Saying Goodbye to My First

Saying goodbye is never easy, especially not to her. She was there for the birth of my two children, through various family trials and some really wonderful times. Never once letting me down when I needed her. She was both my first and probably my last.

 

My 1997 Nissan Sentra!

 

My First

 

Living and working in the city, there really wasn’t much need for me to buy a car. That all ended when I found out my wife was expecting our first child.

 

As her due date approached we began looking at cars. I toyed with the idea of a truck or van, but we were still a small family. About a month before my first child came into this world I purchased my black Sentra.

 

She was never considered luxurious, fancy or popular, but I didn’t care, she was mine.

 

When I would take her to my car wash spot on Sunday’s in the summer to get her clean and shiny, some of the brothers would look down on me. That’s not just metaphorical. They were sitting in their Escalades, Denali’s or Suburban’s on 20 inch rims while I jumped out of my little Sentra. I bumped my stereo as much as it would without bursting the tweeters. Sticking my chest out a little further proud of the fact that this car was mine and I was quite comfortably making the payments.

 

My Last

 

She was the last car I would drive. November 16, 2003, two days before the birth of my second daughter. She too would come home in the Sentra, although not driven by me. By that time I did not trust my steadily diminishing vision to safely navigate the family back to Pennsylvania from the Bronx.

 

Saying Goodbye

 

The time finally arrived when I would have to say goodbye.
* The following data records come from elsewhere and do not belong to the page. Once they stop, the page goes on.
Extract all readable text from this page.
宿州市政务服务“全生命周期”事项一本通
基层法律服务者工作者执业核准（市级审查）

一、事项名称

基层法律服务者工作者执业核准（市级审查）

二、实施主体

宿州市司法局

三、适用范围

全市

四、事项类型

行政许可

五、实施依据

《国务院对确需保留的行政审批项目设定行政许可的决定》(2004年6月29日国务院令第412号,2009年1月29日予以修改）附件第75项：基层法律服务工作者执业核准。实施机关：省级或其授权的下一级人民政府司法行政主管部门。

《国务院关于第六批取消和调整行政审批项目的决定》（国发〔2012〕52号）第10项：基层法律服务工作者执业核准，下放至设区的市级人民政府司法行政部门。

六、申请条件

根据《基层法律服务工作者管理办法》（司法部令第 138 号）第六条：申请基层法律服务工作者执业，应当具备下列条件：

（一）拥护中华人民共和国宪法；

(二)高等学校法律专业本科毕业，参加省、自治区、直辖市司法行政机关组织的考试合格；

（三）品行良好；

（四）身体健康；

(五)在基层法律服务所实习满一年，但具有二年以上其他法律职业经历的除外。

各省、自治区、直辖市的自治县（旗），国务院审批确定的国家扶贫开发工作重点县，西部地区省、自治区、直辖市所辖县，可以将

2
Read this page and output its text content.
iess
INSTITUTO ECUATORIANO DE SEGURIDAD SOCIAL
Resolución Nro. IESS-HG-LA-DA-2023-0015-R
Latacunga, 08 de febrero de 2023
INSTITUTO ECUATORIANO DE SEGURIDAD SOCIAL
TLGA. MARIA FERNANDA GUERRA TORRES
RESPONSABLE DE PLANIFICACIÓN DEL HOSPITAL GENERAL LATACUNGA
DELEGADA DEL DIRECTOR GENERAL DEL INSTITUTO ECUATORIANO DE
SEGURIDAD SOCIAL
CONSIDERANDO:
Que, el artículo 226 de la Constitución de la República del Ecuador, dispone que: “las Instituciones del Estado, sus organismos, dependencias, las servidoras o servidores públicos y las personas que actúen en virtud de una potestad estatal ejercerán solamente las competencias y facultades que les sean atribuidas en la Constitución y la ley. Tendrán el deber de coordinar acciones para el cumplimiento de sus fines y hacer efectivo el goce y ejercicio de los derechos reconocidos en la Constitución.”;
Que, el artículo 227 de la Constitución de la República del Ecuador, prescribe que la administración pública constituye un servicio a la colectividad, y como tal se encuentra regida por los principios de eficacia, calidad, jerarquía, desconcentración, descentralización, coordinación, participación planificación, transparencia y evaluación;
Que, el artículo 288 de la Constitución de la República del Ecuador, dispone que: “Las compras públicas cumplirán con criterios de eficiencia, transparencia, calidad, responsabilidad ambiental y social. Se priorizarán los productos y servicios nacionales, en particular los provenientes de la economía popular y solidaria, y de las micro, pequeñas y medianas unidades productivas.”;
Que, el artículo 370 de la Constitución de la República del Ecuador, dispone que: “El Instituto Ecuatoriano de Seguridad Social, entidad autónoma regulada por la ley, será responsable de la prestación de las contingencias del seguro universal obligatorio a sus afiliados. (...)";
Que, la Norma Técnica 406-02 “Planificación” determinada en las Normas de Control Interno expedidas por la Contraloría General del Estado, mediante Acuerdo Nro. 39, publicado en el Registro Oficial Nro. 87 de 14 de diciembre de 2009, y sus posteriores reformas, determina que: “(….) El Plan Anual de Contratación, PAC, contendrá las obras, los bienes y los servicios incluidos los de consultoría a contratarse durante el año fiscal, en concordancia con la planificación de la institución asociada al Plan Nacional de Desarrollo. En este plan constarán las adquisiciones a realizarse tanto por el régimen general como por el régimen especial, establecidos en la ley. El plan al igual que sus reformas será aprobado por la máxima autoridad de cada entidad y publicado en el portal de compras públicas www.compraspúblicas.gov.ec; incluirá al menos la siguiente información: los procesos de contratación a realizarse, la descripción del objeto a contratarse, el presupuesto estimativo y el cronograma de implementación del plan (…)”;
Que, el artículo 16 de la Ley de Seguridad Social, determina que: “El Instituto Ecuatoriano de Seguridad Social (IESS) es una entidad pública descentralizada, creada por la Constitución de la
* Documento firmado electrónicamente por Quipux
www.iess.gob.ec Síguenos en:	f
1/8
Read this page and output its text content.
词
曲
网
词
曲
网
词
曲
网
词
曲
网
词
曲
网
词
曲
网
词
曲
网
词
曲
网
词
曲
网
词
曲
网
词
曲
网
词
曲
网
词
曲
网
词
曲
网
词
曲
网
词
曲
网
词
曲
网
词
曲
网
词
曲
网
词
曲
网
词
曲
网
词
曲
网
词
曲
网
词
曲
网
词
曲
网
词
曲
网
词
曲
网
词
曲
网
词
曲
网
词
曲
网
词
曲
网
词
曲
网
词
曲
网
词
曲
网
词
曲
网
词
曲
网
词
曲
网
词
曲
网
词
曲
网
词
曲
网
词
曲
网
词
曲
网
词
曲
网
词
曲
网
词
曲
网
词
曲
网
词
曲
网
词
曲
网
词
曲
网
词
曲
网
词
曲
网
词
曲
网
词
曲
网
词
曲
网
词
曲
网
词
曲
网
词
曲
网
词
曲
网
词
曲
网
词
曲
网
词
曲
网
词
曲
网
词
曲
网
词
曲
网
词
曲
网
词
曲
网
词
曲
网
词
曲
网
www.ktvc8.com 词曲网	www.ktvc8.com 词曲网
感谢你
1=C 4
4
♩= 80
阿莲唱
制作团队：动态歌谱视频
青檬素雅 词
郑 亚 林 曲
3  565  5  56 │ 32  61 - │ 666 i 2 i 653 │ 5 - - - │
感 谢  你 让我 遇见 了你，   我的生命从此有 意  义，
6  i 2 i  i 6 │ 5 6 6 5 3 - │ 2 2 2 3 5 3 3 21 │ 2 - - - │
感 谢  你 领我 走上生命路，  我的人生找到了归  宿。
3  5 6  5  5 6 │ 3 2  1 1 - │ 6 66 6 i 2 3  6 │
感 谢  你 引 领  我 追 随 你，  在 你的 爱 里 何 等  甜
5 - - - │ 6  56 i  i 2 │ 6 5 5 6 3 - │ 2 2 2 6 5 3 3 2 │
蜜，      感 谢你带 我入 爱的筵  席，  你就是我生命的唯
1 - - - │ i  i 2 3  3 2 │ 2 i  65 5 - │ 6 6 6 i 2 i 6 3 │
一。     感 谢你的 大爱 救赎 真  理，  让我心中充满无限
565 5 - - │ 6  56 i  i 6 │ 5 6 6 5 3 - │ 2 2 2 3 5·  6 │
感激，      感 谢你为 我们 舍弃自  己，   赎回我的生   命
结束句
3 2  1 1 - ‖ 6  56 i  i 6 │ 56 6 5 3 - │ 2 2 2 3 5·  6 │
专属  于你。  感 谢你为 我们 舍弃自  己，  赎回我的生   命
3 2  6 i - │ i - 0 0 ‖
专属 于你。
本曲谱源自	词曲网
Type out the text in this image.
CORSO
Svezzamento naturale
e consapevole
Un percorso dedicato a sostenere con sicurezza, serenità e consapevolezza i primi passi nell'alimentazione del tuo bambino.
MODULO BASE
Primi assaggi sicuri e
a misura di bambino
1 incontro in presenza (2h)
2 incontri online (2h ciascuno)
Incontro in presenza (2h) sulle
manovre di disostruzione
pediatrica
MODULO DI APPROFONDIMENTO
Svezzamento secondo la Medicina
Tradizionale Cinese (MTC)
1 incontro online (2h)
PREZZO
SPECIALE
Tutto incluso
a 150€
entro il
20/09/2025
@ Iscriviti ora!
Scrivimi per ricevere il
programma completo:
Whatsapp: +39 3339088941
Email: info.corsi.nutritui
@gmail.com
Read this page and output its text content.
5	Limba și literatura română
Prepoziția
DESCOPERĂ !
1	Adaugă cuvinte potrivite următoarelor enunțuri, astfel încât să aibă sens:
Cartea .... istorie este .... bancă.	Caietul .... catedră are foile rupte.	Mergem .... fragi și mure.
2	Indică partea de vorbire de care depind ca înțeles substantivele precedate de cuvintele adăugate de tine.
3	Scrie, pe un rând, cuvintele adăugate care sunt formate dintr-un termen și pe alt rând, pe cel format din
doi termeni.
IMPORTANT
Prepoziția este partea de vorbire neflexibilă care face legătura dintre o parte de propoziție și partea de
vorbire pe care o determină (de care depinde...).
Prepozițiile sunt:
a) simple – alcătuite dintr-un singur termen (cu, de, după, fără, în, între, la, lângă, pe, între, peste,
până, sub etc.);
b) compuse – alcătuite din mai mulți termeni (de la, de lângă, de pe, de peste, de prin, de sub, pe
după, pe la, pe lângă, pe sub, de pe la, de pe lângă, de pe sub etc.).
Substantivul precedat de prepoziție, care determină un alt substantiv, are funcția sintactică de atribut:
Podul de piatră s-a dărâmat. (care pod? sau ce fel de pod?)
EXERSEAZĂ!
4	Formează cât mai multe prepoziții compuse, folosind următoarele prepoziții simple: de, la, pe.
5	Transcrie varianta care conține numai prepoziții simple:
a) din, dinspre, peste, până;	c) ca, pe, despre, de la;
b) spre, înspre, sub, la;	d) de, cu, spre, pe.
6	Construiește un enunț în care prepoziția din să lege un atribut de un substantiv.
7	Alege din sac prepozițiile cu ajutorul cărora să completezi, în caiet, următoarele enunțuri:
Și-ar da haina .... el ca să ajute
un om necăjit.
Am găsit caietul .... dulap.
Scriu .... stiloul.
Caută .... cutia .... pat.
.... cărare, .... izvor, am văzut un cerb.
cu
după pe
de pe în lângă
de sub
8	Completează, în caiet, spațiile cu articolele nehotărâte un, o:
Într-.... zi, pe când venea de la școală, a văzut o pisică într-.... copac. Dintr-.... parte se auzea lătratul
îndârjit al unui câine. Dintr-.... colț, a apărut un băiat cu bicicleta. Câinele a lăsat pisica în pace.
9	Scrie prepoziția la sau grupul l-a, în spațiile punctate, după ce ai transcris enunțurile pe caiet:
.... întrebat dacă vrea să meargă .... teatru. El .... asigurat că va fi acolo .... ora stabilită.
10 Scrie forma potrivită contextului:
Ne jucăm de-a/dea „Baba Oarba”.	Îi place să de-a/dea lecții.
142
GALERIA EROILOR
And I couldn’t. I was sick! No, literally, I was coughing, chills, congestion and all of the other nasty side effects of a cold or flu.

 

That night after my wife returned home without the Sentra, I began thinking of the little four door car in the lot, by herself outside. She’s a garage car; she’s not used to the elements. It’s raining, and cold, how will she cope. “Did you say goodbye?” I asked my wife. “No!” She muttered. Probably thinking about her shiny new crossover vehicle now comfortably parked where the Sentra has been for the past 8 years.

 

Maybe she’s thinking of the fancy steering wheel controls, satellite radio with their drug dealer business model (first 3 are free, then you’re hooked) or maybe all that additional room and comfort. “You know we’ll all have a cup holder now!” she gleefully cries out.

 

I say nothing as I recall the time I finished cleaning the Sentra and armor oiling the wheels and a black Mercedes sedan pulled up next to me. I honestly thought someone could easily confuse the two. And save the jokes about this being the first sign I was losing my sight.

 

Remember, beauty is in the eye of the beholder. The Sentra came into my life at the right time. It safely carried my precious family to all of our destinations. Never once leaving us stranded.

 

Now that she’s gone it is like closing a chapter of my life. As we know, with change comes opportunity. The lines on the new pages will be filled with new exciting experiences for the Reid family.

 

I’m past the pain that comes with losing the ability to drive. I’m done equating driving to my masculinity. Besides, a car is an inanimate object, right?

 

I’m on to focusing on the pleasures of being a passenger. And yes there are plenty;

  • Sleep – some of my best sleep comes cruising down the highway.
  • Co-pilot – when necessary, I have the gift of gab. I may not be able to read a sign or provide the exit number, but I will keep my pilot awake and entertained when required
  • Mobile Office – I can open my laptop and actually work as we travel.

 

So there it is, saying goodbye to the Sentra for me was at first saying goodbye to the freedom I once equated to driving, officially turning the keys over to my wife and all that comes with the role of pilot.

 

The final lesson, while not solely born out of trading in a car, but rather a lot of introspection and work, is an awareness that although no longer behind the wheel, I still steer!